Tetu Shani is an alternative folk artist, guitarist, percussionist, and voiceover artiste based in Nairobi, Kenya. He spoke to Spice Magazine about his music and his recently released live album Kikwetu.
How was it like winning the inaugural Empawa Africa competition by pop artiste Mr Eazi?
I won the competition just coming out of the Tinga Tinga tour in October 2019.
I had this sense of confusion about my next move. Of course, making it to the top 100 was super exciting, but quickly deteriorated because Pawa Africa are not the easiest to work with.
I got a video out of it, and I’m grateful as Africa Sun is now one of my biggest songs.
How did the Kikwetu album come to life?
Live at Kikwetu is the live recording of me at the Dunda Livestream performance. It was the second edition of the Journey to 1,000 series of shows.
It was a bit of a spontaneous decision, but also because of the state of Covid-19, I decided instead of writing brand new content why not use some content that already exists.
Everybody is afraid of recording a live album as they are concerned somehow that it won’t be perfect, but people so far have shown love for the album and I would like to believe that part of what people loved about is that it’s raw and authentic.
Are you still on the Road to 1,000, or is it permanently stalled?
I am still on the Road to 1,000; I just have the shift strategy a little bit. One of the things I’m looking at is really diving full time into living room sessions.
Did you always know you could sing?
Firstly, I suck at covers. All I just have is a really unique voice and that means that I perform music that sounds unique and distinct to me. You know, after many gigs as a percussionist, I would unwind by playing the guitar and certain melodies started to come and I began to realise ‘I have this other thing that hasn’t been explored’, which I’ve been developing it since then.

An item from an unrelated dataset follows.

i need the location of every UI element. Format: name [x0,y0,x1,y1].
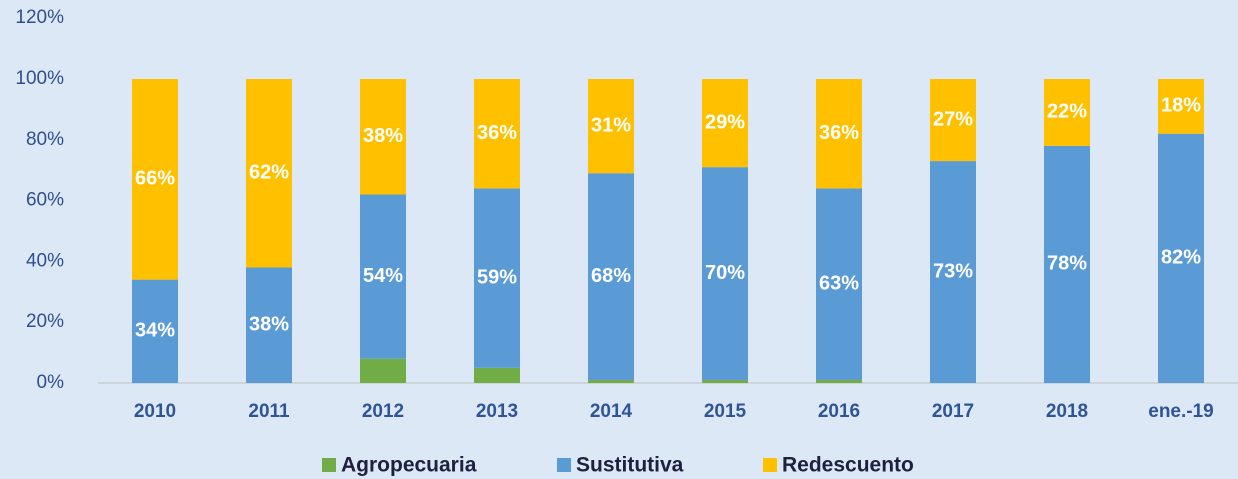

It’s been a challenging period for many creatives due to the coronavirus pandemic. How have you been coping?
I have had to take care of my mental health. I have never had to confront myself the way I do now, or come to terms with so much unresolved issues and maybe things I have been running away from for a long time. So, the biggest challenge has been to stay happy, joyous and wholesome.

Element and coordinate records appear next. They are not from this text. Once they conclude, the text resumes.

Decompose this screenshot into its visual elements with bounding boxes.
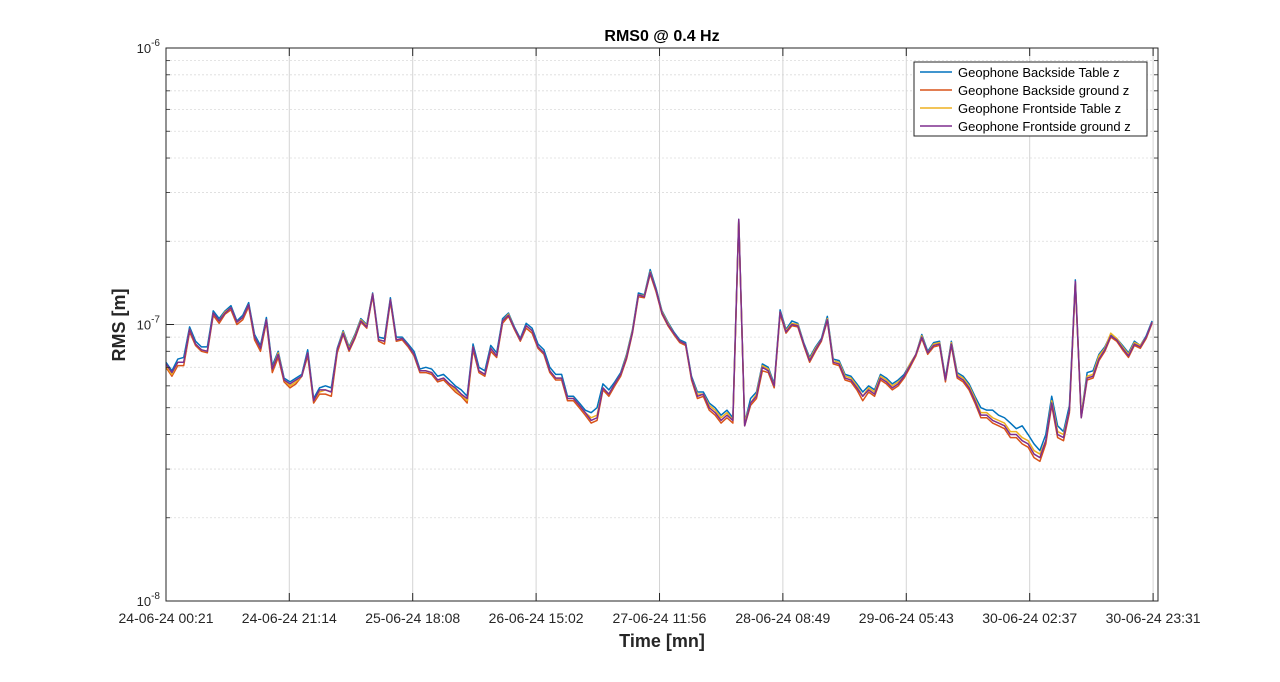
x-tick-label: 24-06-24 00:21	[119, 610, 214, 626]
series-line-4	[165, 218, 1153, 459]
tick-layer: 10-8 10-7 10-6 24-06-24 00:21 24-06-24 21:14…	[119, 38, 1201, 626]
x-tick-label: 28-06-24 08:49	[735, 610, 830, 626]
chart-title: RMS0 @ 0.4 Hz	[604, 28, 719, 45]
legend-label: Geophone Backside ground z	[958, 83, 1129, 98]
y-tick-label: 10-7	[137, 315, 161, 333]
x-tick-label: 24-06-24 21:14	[242, 610, 337, 626]
y-tick-label: 10-8	[137, 591, 161, 609]
x-tick-label: 27-06-24 11:56	[613, 610, 707, 626]
x-tick-label: 30-06-24 23:31	[1106, 610, 1201, 626]
legend-label: Geophone Backside Table z	[958, 65, 1120, 80]
x-tick-label: 25-06-24 18:08	[365, 610, 460, 626]
legend-label: Geophone Frontside Table z	[958, 101, 1121, 116]
x-axis-label: Time [mn]	[619, 631, 705, 651]
legend-box	[913, 61, 1148, 137]
x-tick-label: 30-06-24 02:37	[982, 610, 1077, 626]
x-tick-label: 26-06-24 15:02	[489, 610, 584, 626]
y-tick-label: 10-6	[137, 38, 161, 56]
series-layer	[165, 218, 1153, 463]
x-tick-label: 29-06-24 05:43	[859, 610, 954, 626]
legend-label: Geophone Frontside ground z	[958, 119, 1131, 134]
legend[interactable]: Geophone Backside Table z Geophone Backsi…	[913, 61, 1148, 137]
y-axis-label: RMS [m]	[109, 289, 129, 362]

You’ve paid homage to a lot of African legends in the new album. Are these recent influences to you or you’ve always been into such?

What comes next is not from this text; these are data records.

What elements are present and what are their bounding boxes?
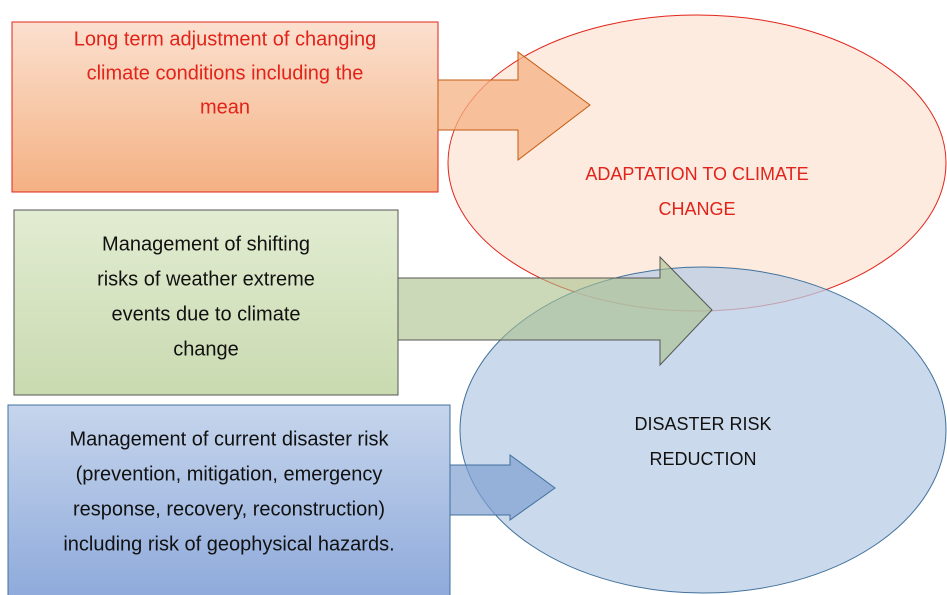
box-shifting: [13, 209, 399, 396]
box-text: Management of shifting: [102, 233, 310, 255]
arrow-3: [449, 454, 556, 521]
ellipse-text: CHANGE: [658, 199, 735, 219]
box-text: Long term adjustment of changing: [74, 28, 376, 50]
ellipse-text: REDUCTION: [650, 449, 757, 469]
box-text: including risk of geophysical hazards.: [63, 533, 394, 555]
box-text: climate conditions including the: [87, 62, 364, 84]
box-text: mean: [200, 96, 250, 118]
box-current: [7, 404, 451, 595]
box-text: risks of weather extreme: [97, 268, 315, 290]
ellipse-text: DISASTER RISK: [634, 414, 771, 434]
box-text: Management of current disaster risk: [69, 428, 389, 450]
arrow-1: [437, 51, 591, 162]
box-text: (prevention, mitigation, emergency: [76, 463, 383, 485]
ellipse-drr: [459, 266, 947, 594]
labels: Long term adjustment of changing climate …: [63, 28, 808, 555]
arrow-2: [397, 255, 713, 367]
box-long-term: [11, 21, 439, 193]
ellipse-text: ADAPTATION TO CLIMATE: [585, 164, 808, 184]
box-text: response, recovery, reconstruction): [73, 498, 385, 520]
box-text: change: [173, 338, 239, 360]
box-text: events due to climate: [112, 303, 301, 325]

I realise whenever I perform live, reggae seems to be this invincible thread that weaves its way through a lot of my music.
One thing people don’t know about me is that I love reggae, which springs from my love for similar art forms such as funk and soul that are very percussion driven.
What does your songwriting process entail?
I also see myself as a composer and arranger. Right now, as from the moment I wake up to the moment I sleep, there’s always some kind of melody in my head and I’ll always try to give it a chance.
Then I come back to it and I just try to express what is in my heart and spirit. As long as I’m not forcing it to happen, it eventually makes sense.
How would you describe your brand?
Currently, I am pushing my brand as alternative pop. The ‘troubadour’ is an idea I employ during my solo acoustic acts as how I present myself is different when I am playing with a full band.
What’s life been like as a family man?
It’s been challenging; there are many parts of me that would want to know what it would have been like if I wasn’t married in regards to my career.
But it’s been humbling, grounding and ultimately an interesting learning experience.